銀行員のカーターが何者かに襲われ、攫われる。
MI6よってロンドンに呼び出された元フランス外人部隊出身のダン・ラグランは、旧友であるカーターを救うべく動き始める…。
イングリッシュマンと呼ばれる元フランス外人部隊(レジオン)出身のダン・ラグランの活躍を描いたサスペンス・アクション。
銀行員のカーターは何故、襲われ攫われたのか。
この辺りの謎的なものは、正直、謎というほどのものはありませんが、子気味良いアクションの連続で読ませます。
さて、主人公のラグランですが、一匹狼のようかと思っていたんですが、レジオンの掟など、仲間との絆や友情、そしてロシアから派遣された捜査員“氷の女王”ソロキナに惹かれる姿など、普通の男として人間味ある姿を見せてくれます。
また、有能ではありますがマーク・グリーニ―の“グレイマン”のような伝説的な強さを見せつけてくれる訳でも無く、意外に陽気なキャラクターでもあり、女性にもモテて、嫌味が無いのが逆に欠点のような気もします(笑)。
加えて、攫われたカーターの妻、そして襲撃を受けた時にカーターと一緒にいて辛くも逃げる事ができたその息子に寄り添う姿も、ラグランの友情の厚さと熱を感じさせてくれます。
もっとも、実はこの辺り、自分はうがった読み方をしていたんですが、特に裏がある訳でも無かったので、個人的にはちょっと物足りなく思ったりも(笑)。
さて、序盤から中盤はロンドンにて、攫われたカーターを救うためのアクションが描かれていますが、終盤は自ら死地(ロシアの刑務所)に潜り込んで、カーターと家族、そして自分のために戦います。

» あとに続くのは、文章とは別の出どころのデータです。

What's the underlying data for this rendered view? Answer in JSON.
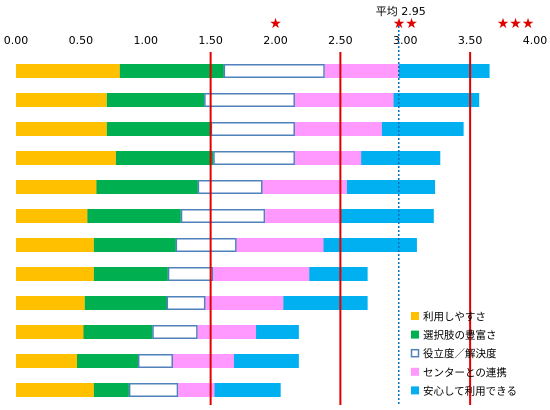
{
  "chart_data": {
    "type": "bar",
    "orientation": "horizontal-stacked",
    "xlim": [
      0,
      4
    ],
    "x_ticks": [
      "0.00",
      "0.50",
      "1.00",
      "1.50",
      "2.00",
      "2.50",
      "3.00",
      "3.50",
      "4.00"
    ],
    "reference_lines": [
      1.5,
      2.5,
      3.5
    ],
    "average": {
      "label": "平均 2.95",
      "value": 2.95
    },
    "star_marks": [
      {
        "text": "★",
        "x": 2.0
      },
      {
        "text": "★★",
        "x": 3.0
      },
      {
        "text": "★★★",
        "x": 3.85
      }
    ],
    "legend_position": "bottom-right",
    "series": [
      {
        "name": "利用しやすさ",
        "color": "#FFC000",
        "values": [
          0.8,
          0.7,
          0.7,
          0.77,
          0.62,
          0.55,
          0.6,
          0.6,
          0.53,
          0.52,
          0.47,
          0.6
        ]
      },
      {
        "name": "選択肢の豊富さ",
        "color": "#00B050",
        "values": [
          0.8,
          0.75,
          0.8,
          0.75,
          0.78,
          0.72,
          0.63,
          0.57,
          0.63,
          0.53,
          0.47,
          0.27
        ]
      },
      {
        "name": "役立度／解決度",
        "color": "#FFFFFF",
        "outline": "#4F81BD",
        "values": [
          0.78,
          0.7,
          0.65,
          0.63,
          0.5,
          0.65,
          0.47,
          0.35,
          0.3,
          0.35,
          0.27,
          0.38
        ]
      },
      {
        "name": "センターとの連携",
        "color": "#FF99FF",
        "values": [
          0.57,
          0.76,
          0.67,
          0.51,
          0.65,
          0.58,
          0.67,
          0.74,
          0.6,
          0.45,
          0.47,
          0.28
        ]
      },
      {
        "name": "安心して利用できる",
        "color": "#00B0F0",
        "values": [
          0.7,
          0.66,
          0.63,
          0.61,
          0.68,
          0.72,
          0.72,
          0.45,
          0.65,
          0.33,
          0.5,
          0.51
        ]
      }
    ]
  }
}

この刑務所のくだりが最も危機感と緊迫感があって読み応えありました。
なので、この部分をもっと読んでみたかったなというのも率直な感想でもありますが、腕利きで情に厚いラグランの活躍をまた見てみたいので、続編にはより期待しています。
ところで、ラグランをサポートというか運転手役としてMI6から派遣されるアビーというエージェントが特にいいキャラクターでした。
ドライバーとしてロンドンの道を知り尽くしている様子、自宅に招いたラグランが両親と打ち解ける様子、ラグランに惹かれ、そしてラグランとロシアから来た捜査員に対して嫉妬したり、ラグランの役に立とうと逸る姿など、この物語の中で最も人間味溢れていて魅力的でした。
それだけに、彼女に対する仕打ちには、著者に文句の一つも言いたくなったりして(笑)。